Black and Latinx workers are severely underrepresented in professional occupations, which pay more, on average, than other occupations, according to a new joint fact sheet from EPI and the Department for Professional Employees, AFL-CIO.
Black and Latinx workers make up 12.8% and 17.4% of the total workforce, respectively, but only 10.0% and 9.8% of the professional workforce. Meanwhile, white and Asian American and Pacific Islander (AAPI) workers are overrepresented in professional occupations.
On average, professionals are paid 44% more than the median wage earned by workers in all occupations. However, Black and Latinx professionals still earn less than white professionals in similar occupations.
As the fact sheet explains, occupational segregation and discrimination are significant factors in explaining racial wage gaps, and these pay gaps are signs of the larger structural inequities that Black and Latinx professionals face in the workplace that impact related outcomes such as promotions, recruitment, and retention.
“While we’ve seen some change in the representation rates of Black and Latinx professionals over the last two decades, the rate of change is so slow that it would take 38 years to overcome the current representational gap for Black professionals and 33 years for Latinx professionals,” says Valerie Wilson, co-author of the fact sheet and Director of EPI’s Program on Race, Ethnicity, and the Economy (PREE). “Racial disparities in the economy are likely to continue growing if current employment patterns remain unchecked. Major policy reforms are needed to modernize and strengthen our labor laws and eliminate the racial wage gap and wealth inequity.”
Black and Latinx professionals are also unequally distributed across professional occupation groups. For example, Black and Latinx workers have higher rates of representation in community and social service occupations, but are severely underrepresented in legal occupations, architecture and engineering, and physical and social sciences.
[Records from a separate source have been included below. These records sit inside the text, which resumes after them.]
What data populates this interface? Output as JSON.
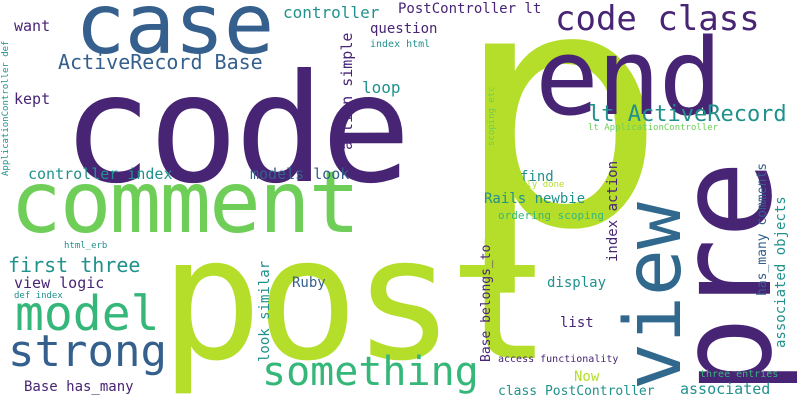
{
  "palette": {
    "lime": "#b5de2b",
    "purple": "#482475",
    "blue": "#355f8d",
    "teal": "#21918c",
    "green": "#35b779",
    "lightgreen": "#6ece58",
    "darkpurple": "#440154",
    "slate": "#31688e"
  },
  "words": [
    "p",
    "code",
    "post",
    "comment",
    "pre",
    "case",
    "end",
    "view",
    "code class",
    "something",
    "strong",
    "model",
    "ActiveRecord Base",
    "lt ActiveRecord",
    "first three",
    "controller",
    "PostController lt",
    "question",
    "want",
    "loop",
    "kept",
    "action simple",
    "index html",
    "controller index",
    "models look",
    "find",
    "Rails newbie",
    "index action",
    "has_many comments",
    "associated objects",
    "normally done",
    "ordering scoping",
    "scoping etc",
    "lt ApplicationController",
    "ApplicationController def",
    "Base belongs_to",
    "display",
    "html_erb",
    "view logic",
    "def index",
    "look similar",
    "Ruby",
    "list",
    "Now",
    "access functionality",
    "three entries",
    "class PostController",
    "associated",
    "Base has_many"
  ]
}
Black workers are also represented at much higher rates in the public sector than in the private sector.
On the other hand, AAPI workers are overrepresented in STEM and health care occupations, but underrepresented in professional occupations that employ larger shares of Black and Latinx workers.
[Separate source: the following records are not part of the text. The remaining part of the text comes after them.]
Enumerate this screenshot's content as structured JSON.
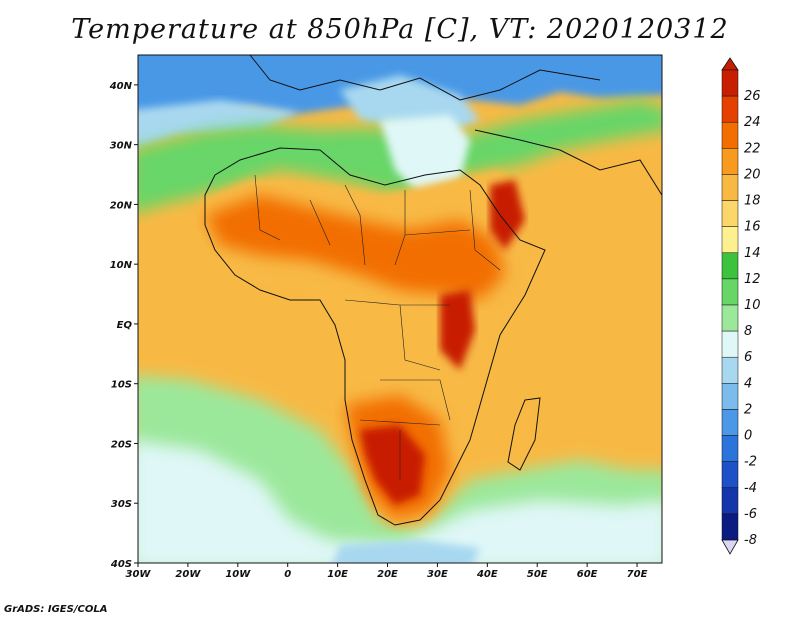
{
  "title": "Temperature at 850hPa [C], VT: 2020120312",
  "credit": "GrADS: IGES/COLA",
  "axes": {
    "x_ticks": [
      "30W",
      "20W",
      "10W",
      "0",
      "10E",
      "20E",
      "30E",
      "40E",
      "50E",
      "60E",
      "70E"
    ],
    "y_ticks": [
      "40N",
      "30N",
      "20N",
      "10N",
      "EQ",
      "10S",
      "20S",
      "30S",
      "40S"
    ],
    "lon_range": [
      -30,
      75
    ],
    "lat_range": [
      -40,
      45
    ]
  },
  "colorbar": {
    "labels": [
      "26",
      "24",
      "22",
      "20",
      "18",
      "16",
      "14",
      "12",
      "10",
      "8",
      "6",
      "4",
      "2",
      "0",
      "-2",
      "-4",
      "-6",
      "-8"
    ],
    "colors": [
      "#c81e00",
      "#e64000",
      "#f26e00",
      "#f79a1e",
      "#f8b944",
      "#fbd66a",
      "#fdf08f",
      "#3cc23c",
      "#67d667",
      "#9be89b",
      "#dff7f7",
      "#a8d8f0",
      "#7bbcec",
      "#4a98e6",
      "#2a74dc",
      "#1e50c8",
      "#1436aa",
      "#0a1c82"
    ]
  },
  "regions": {
    "ocean_south": "#9be89b",
    "ocean_cold": "#dff7f7",
    "warm_land": "#f8b944",
    "hot_land": "#f26e00",
    "hottest": "#c81e00",
    "north_cold": "#4a98e6",
    "north_mid": "#a8d8f0",
    "green_band": "#67d667"
  }
}
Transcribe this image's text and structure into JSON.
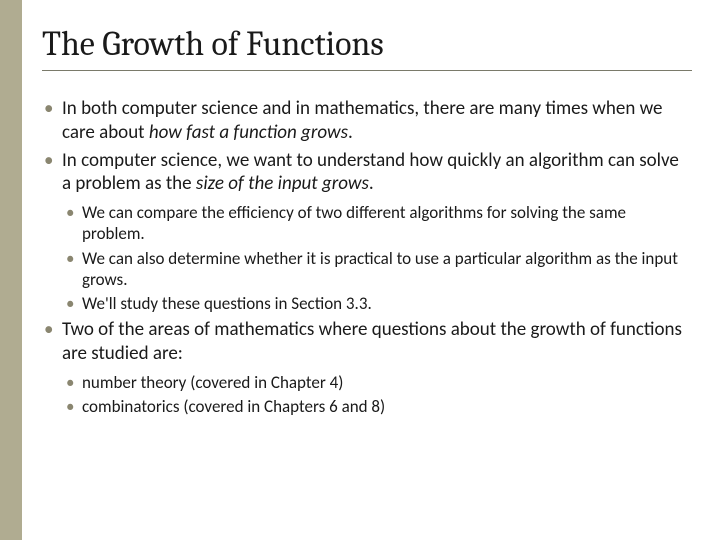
{
  "slide": {
    "title": "The Growth of Functions",
    "title_fontsize": 34,
    "title_color": "#1a1a1a",
    "underline_color": "#7a7a6a",
    "sidebar_color": "#b0ac91",
    "background_color": "#ffffff",
    "bullet_color_l1": "#8a8670",
    "bullet_color_l2": "#8a8670",
    "text_color": "#1a1a1a",
    "body_fontsize_l1": 19,
    "body_fontsize_l2": 17,
    "line_height_l1": 1.25,
    "line_height_l2": 1.25,
    "bullets": [
      {
        "pre": "In both computer science and in mathematics, there are many times when we care about ",
        "italic": "how fast a function grows",
        "post": "."
      },
      {
        "pre": "In computer science, we want to understand how quickly an algorithm can solve a problem as the ",
        "italic": "size of the input grows",
        "post": ".",
        "children": [
          {
            "text": "We can compare the efficiency of two different algorithms for solving the same problem."
          },
          {
            "text": "We can also determine whether it is practical to use a particular algorithm as the input grows."
          },
          {
            "text": "We'll study these questions in Section 3.3."
          }
        ]
      },
      {
        "pre": "Two of the areas of mathematics where questions about the growth of functions are studied are:",
        "italic": "",
        "post": "",
        "children": [
          {
            "text": "number theory (covered in Chapter 4)"
          },
          {
            "text": "combinatorics (covered in Chapters 6 and 8)"
          }
        ]
      }
    ]
  }
}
The fact sheet advocates for passing the Protecting the Right to Organize (PRO) Act to increase professionals’ ability to organize unions, strengthening anti-discrimination laws in the private sector, dismantling structures that perpetuate pay gaps by reinstating the 2016 Equal Employment Opportunity Commission (EEOC) pay data collection rule, removing barriers to job access for Black and Latinx professionals in STEM by reforming the H-1B visa program, and increasing federal arts funding and leveraging tax incentives to create talent pipelines and encourage diverse hiring in the arts, entertainment, and media industries.
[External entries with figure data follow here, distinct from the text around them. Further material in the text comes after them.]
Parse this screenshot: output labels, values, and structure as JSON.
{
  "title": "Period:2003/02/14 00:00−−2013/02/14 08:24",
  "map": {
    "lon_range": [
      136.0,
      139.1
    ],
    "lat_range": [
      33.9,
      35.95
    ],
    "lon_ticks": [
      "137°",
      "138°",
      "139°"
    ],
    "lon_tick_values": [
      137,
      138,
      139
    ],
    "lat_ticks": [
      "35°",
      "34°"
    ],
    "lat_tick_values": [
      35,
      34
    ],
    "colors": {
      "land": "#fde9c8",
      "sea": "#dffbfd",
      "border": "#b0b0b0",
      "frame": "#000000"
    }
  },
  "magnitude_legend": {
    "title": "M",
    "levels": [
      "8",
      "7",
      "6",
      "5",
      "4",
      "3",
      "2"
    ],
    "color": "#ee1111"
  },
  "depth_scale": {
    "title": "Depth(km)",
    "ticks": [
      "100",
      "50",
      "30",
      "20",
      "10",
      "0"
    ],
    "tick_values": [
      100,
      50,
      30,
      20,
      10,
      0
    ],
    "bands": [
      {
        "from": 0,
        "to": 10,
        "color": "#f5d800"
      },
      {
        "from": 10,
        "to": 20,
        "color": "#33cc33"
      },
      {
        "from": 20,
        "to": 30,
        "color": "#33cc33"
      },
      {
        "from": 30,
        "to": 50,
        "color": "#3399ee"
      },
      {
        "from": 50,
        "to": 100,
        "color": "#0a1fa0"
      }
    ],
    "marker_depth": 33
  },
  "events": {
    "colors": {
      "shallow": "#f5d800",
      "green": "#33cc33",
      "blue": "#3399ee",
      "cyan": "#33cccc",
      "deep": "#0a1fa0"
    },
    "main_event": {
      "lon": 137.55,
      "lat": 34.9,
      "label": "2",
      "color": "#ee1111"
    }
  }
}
“The data confirm that racial inequities pervade the professional workforce and provide a deeper look into where the greatest disparities exist for professionals of color,” said Jennifer Dorning, President of the Department for Professional Employees, AFL-CIO. “It’s clear that a lot of changes are needed to make these occupations more accessible to Black and Latinx professionals. By joining together in union, professionals can use their collective power to create more diverse, representative, and equitable workplaces and industries.”